Mikael et Eloisa virent s’éloigner le petit orphelin.
« Attends », cria Mikael.
Le garçon se retourna, effrayé.
« Je ne te veux pas de mal », le rassura Mikael en venant vers lui avec Eloisa.
Le petit garçon les fixait, sur la défensive.
« Quel âge tu as ? lui demanda Mikael.
— Huit ans. »
De près, il semblait encore plus maigre et plus dénutri. « Tu viendras vivre avec nous, dit Mikael, sans même réfléchir. » Aussitôt il se tourna vers Eloisa, se rendant compte qu’il ne lui avait pas demandé son avis. « Excuse-moi, dit-il. Seulement si tu es d’accord.
— Oui », dit-elle sans hésiter. Puis elle sourit au petit garçon. « Nous nous occuperons de toi.
— Et quand tu seras plus grand, tu deviendras mon écuyer, dit Mikael. Puis je te ferai chevalier, si tu sais le mériter. »
Le petit garçon écarquillait les yeux.
« Comment tu t’appelles ? », demanda Eloisa.
Le garçon fit une grimace. « Ma mère m’appelait toujours d’un nom différent », dit-il d’un air de défi. Mais une profonde douleur se lisait dans ses yeux. « Elle disait que je m’appelais comme tous mes pères. »
Mikael serra les poings.
Le petit garçon eut peur d’être frappé et se protégea le visage.

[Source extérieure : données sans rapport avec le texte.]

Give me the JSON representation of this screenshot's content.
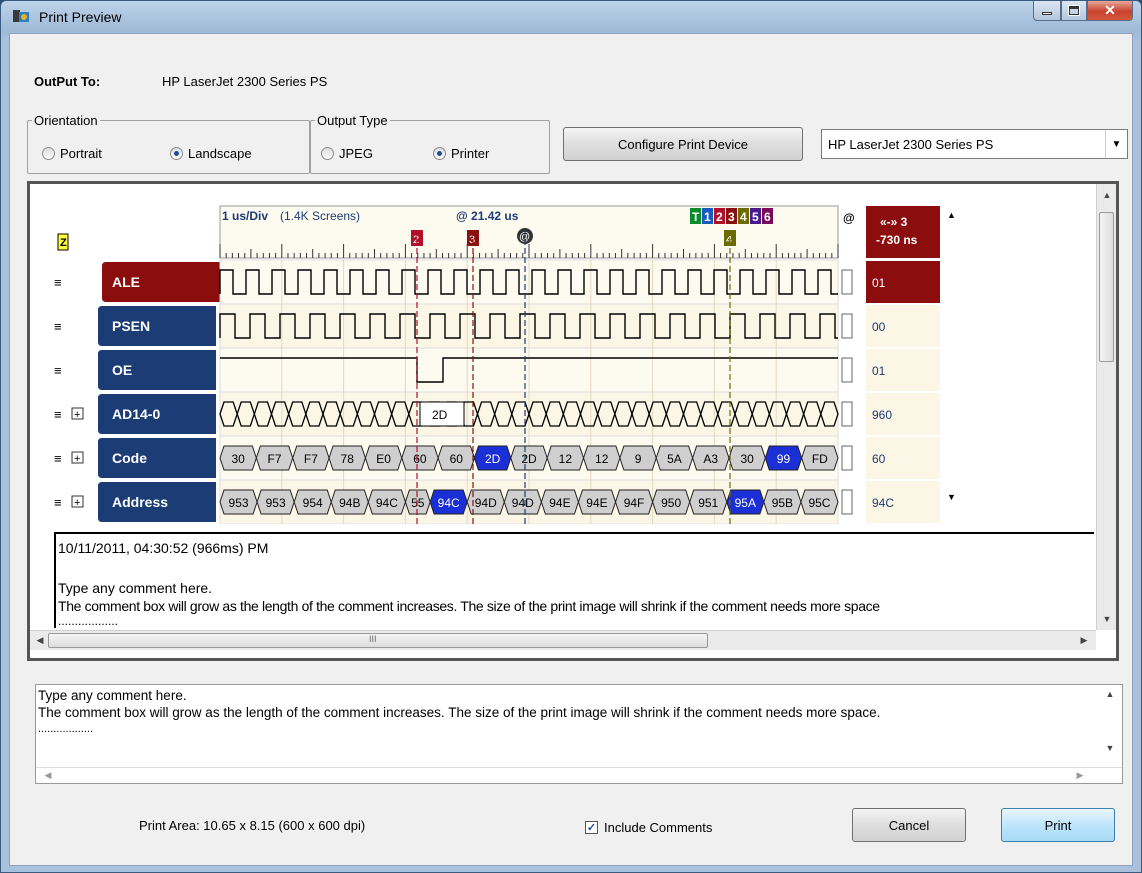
{
  "window": {
    "title": "Print Preview"
  },
  "output": {
    "label": "OutPut To:",
    "value": "HP LaserJet 2300 Series PS"
  },
  "orientation": {
    "title": "Orientation",
    "portrait": "Portrait",
    "landscape": "Landscape",
    "selected": "Landscape"
  },
  "output_type": {
    "title": "Output Type",
    "jpeg": "JPEG",
    "printer": "Printer",
    "selected": "Printer"
  },
  "configure_button": "Configure Print Device",
  "device_select": {
    "value": "HP LaserJet 2300 Series PS"
  },
  "waveform": {
    "timebase": "1 us/Div",
    "screens": "(1.4K Screens)",
    "cursor_time": "@ 21.42 us",
    "delta_label": "«-» 3",
    "delta_value": "-730 ns",
    "z_marker": "Z",
    "markers": [
      {
        "label": "T",
        "color": "#0a8a2a"
      },
      {
        "label": "1",
        "color": "#1a5bbf"
      },
      {
        "label": "2",
        "color": "#b0102a"
      },
      {
        "label": "3",
        "color": "#8a1010"
      },
      {
        "label": "4",
        "color": "#6b6b00"
      },
      {
        "label": "5",
        "color": "#4a1a8a"
      },
      {
        "label": "6",
        "color": "#7a0a5a"
      }
    ],
    "time_markers": {
      "m2": "2",
      "m3": "3",
      "m4": "4",
      "cursor": "@"
    },
    "signals": [
      {
        "name": "ALE",
        "value": "01",
        "expand": false,
        "label_color": "#8b0d0d",
        "value_bg": "#8b0d0d",
        "value_color": "#ffffff"
      },
      {
        "name": "PSEN",
        "value": "00",
        "expand": false,
        "label_color": "#1b3c74",
        "value_bg": "#fbf6e6",
        "value_color": "#1b3c74"
      },
      {
        "name": "OE",
        "value": "01",
        "expand": false,
        "label_color": "#1b3c74",
        "value_bg": "#fbf6e6",
        "value_color": "#1b3c74"
      },
      {
        "name": "AD14-0",
        "value": "960",
        "expand": true,
        "label_color": "#1b3c74",
        "value_bg": "#fbf6e6",
        "value_color": "#1b3c74"
      },
      {
        "name": "Code",
        "value": "60",
        "expand": true,
        "label_color": "#1b3c74",
        "value_bg": "#fbf6e6",
        "value_color": "#1b3c74"
      },
      {
        "name": "Address",
        "value": "94C",
        "expand": true,
        "label_color": "#1b3c74",
        "value_bg": "#fbf6e6",
        "value_color": "#1b3c74"
      }
    ],
    "ad_bus_label": "2D",
    "code_bus": [
      "30",
      "F7",
      "F7",
      "78",
      "E0",
      "60",
      "60",
      "2D",
      "2D",
      "12",
      "12",
      "9",
      "5A",
      "A3",
      "30",
      "99",
      "FD"
    ],
    "address_bus": [
      "953",
      "953",
      "954",
      "94B",
      "94C",
      "55",
      "94C",
      "94D",
      "94D",
      "94E",
      "94E",
      "94F",
      "950",
      "951",
      "95A",
      "95B",
      "95C"
    ]
  },
  "preview_comment": {
    "timestamp": "10/11/2011, 04:30:52 (966ms) PM",
    "line1": "Type any comment here.",
    "line2": "The comment box will grow as the length of the comment increases. The size of the print image will shrink if the comment needs more space",
    "line3": "..................",
    "scroll_mark": "III"
  },
  "comment": {
    "line1": "Type any comment here.",
    "line2": "The comment box will grow as the length of the comment increases. The size of the print image will shrink if the comment needs more space.",
    "line3": ".................."
  },
  "footer": {
    "print_area": "Print Area: 10.65 x 8.15  (600 x 600 dpi)",
    "include_comments": "Include Comments",
    "include_checked": true,
    "cancel": "Cancel",
    "print": "Print"
  }
}
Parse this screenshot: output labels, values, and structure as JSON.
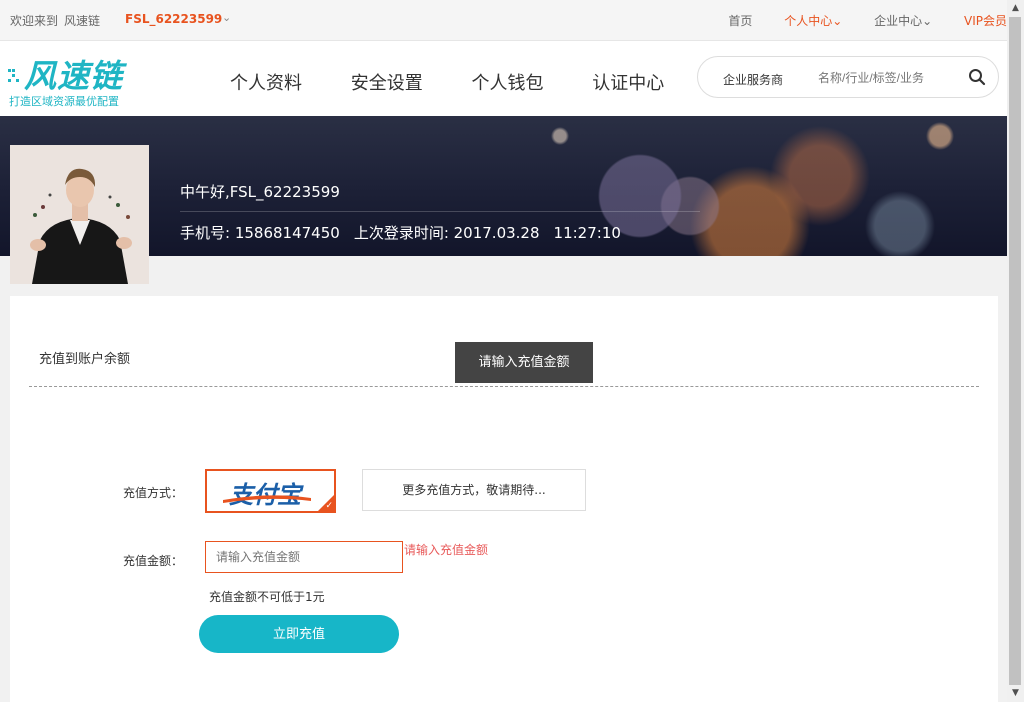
{
  "topbar": {
    "welcome": "欢迎来到",
    "site_name": "风速链",
    "username": "FSL_62223599",
    "links": [
      {
        "label": "首页"
      },
      {
        "label": "个人中心⌄"
      },
      {
        "label": "企业中心⌄"
      },
      {
        "label": "VIP会员"
      }
    ]
  },
  "logo": {
    "text": "风速链",
    "slogan": "打造区域资源最优配置"
  },
  "nav": [
    "个人资料",
    "安全设置",
    "个人钱包",
    "认证中心"
  ],
  "search": {
    "category": "企业服务商",
    "placeholder": "名称/行业/标签/业务"
  },
  "profile": {
    "greeting": "中午好,FSL_62223599",
    "phone": "手机号: 15868147450",
    "last_login": "上次登录时间: 2017.03.28",
    "last_login_time": "11:27:10"
  },
  "recharge": {
    "section_title": "充值到账户余额",
    "tooltip": "请输入充值金额",
    "method_label": "充值方式：",
    "alipay_text": "支付宝",
    "more_methods": "更多充值方式，敬请期待...",
    "amount_label": "充值金额：",
    "amount_placeholder": "请输入充值金额",
    "error": "请输入充值金额",
    "hint": "充值金额不可低于1元",
    "submit": "立即充值"
  },
  "colors": {
    "accent": "#17b6c8",
    "alert": "#e8531f",
    "alipay": "#1b5fa8"
  }
}
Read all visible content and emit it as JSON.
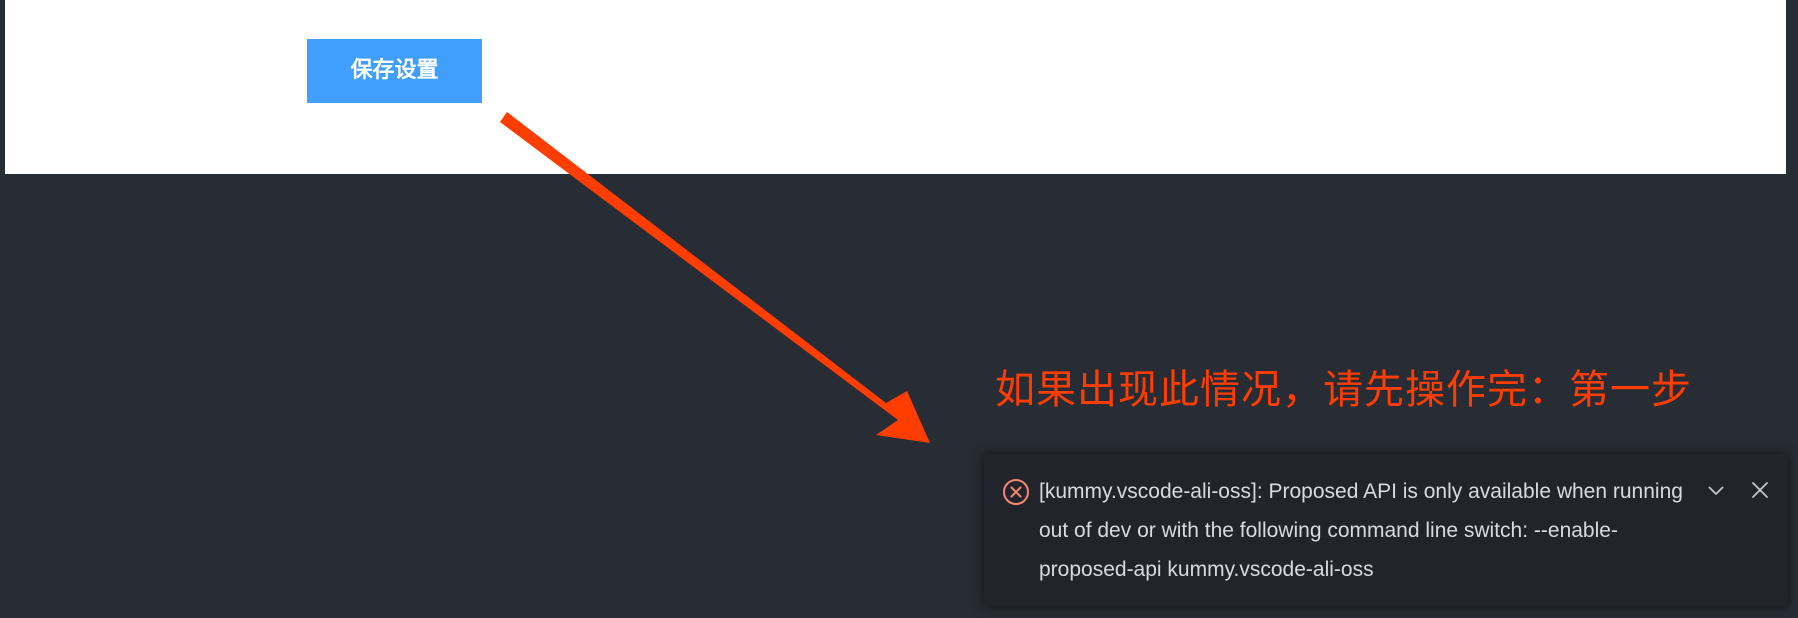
{
  "settings": {
    "save_label": "保存设置"
  },
  "annotation": {
    "text": "如果出现此情况，请先操作完：第一步",
    "color": "#ff3d00"
  },
  "notification": {
    "severity": "error",
    "icon": "error-icon",
    "message": "[kummy.vscode-ali-oss]: Proposed API is only available when running out of dev or with the following command line switch: --enable-proposed-api kummy.vscode-ali-oss",
    "actions": [
      {
        "name": "expand",
        "icon": "chevron-down-icon"
      },
      {
        "name": "close",
        "icon": "close-icon"
      }
    ]
  },
  "colors": {
    "background": "#282c34",
    "panel": "#ffffff",
    "accent": "#409eff",
    "error": "#f48771",
    "notification_bg": "#21252b"
  }
}
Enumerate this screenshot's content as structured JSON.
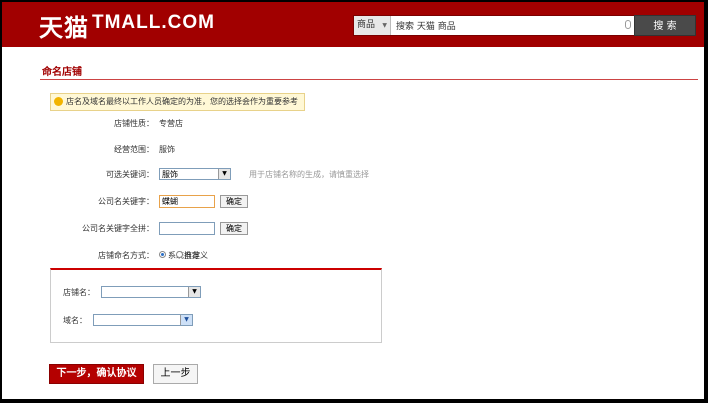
{
  "header": {
    "logo_cn": "天猫",
    "logo_en": "TMALL.COM",
    "search_scope": "商品",
    "search_value": "搜索 天猫 商品",
    "search_button": "搜 索"
  },
  "page": {
    "title": "命名店铺",
    "tip": "店名及域名最终以工作人员确定的为准，您的选择会作为重要参考"
  },
  "form": {
    "store_type_label": "店铺性质：",
    "store_type_value": "专营店",
    "scope_label": "经营范围：",
    "scope_value": "服饰",
    "keyword_label": "可选关键词：",
    "keyword_selected": "服饰",
    "keyword_hint": "用于店铺名称的生成，请慎重选择",
    "company_keyword_label": "公司名关键字：",
    "company_keyword_value": "蝶蝴",
    "confirm_label": "确定",
    "company_pinyin_label": "公司名关键字全拼：",
    "company_pinyin_value": "",
    "naming_label": "店铺命名方式：",
    "naming_opt_system": "系统推荐",
    "naming_opt_custom": "自定义",
    "store_name_label": "店铺名：",
    "store_name_value": "",
    "domain_label": "域名：",
    "domain_value": ""
  },
  "actions": {
    "next": "下一步，确认协议",
    "prev": "上一步"
  }
}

« Personne ne te fera de mal », dit Mikael. Et il tendit la main pour lui caresser la tête.
L’enfant s’écarta.
Eloisa s’approcha de lui et nettoya sa morve avec la manche de sa robe.
« Aujourd’hui, une nouvelle vie commence pour toi, dit Mikael. Et tu auras un nouveau nom. » Il sentit un frisson et une grande émotion. « Comment tu veux t’appeler ? »
Le petit garçon haussa les épaules.
« Comment tu veux t’appeler ? »
Il ne bougea pas. « Raphael ! s’exclama Eloisa.
— Ça te va, Raphael ? », demanda Mikael.
Le petit garçon haussa encore les épaules.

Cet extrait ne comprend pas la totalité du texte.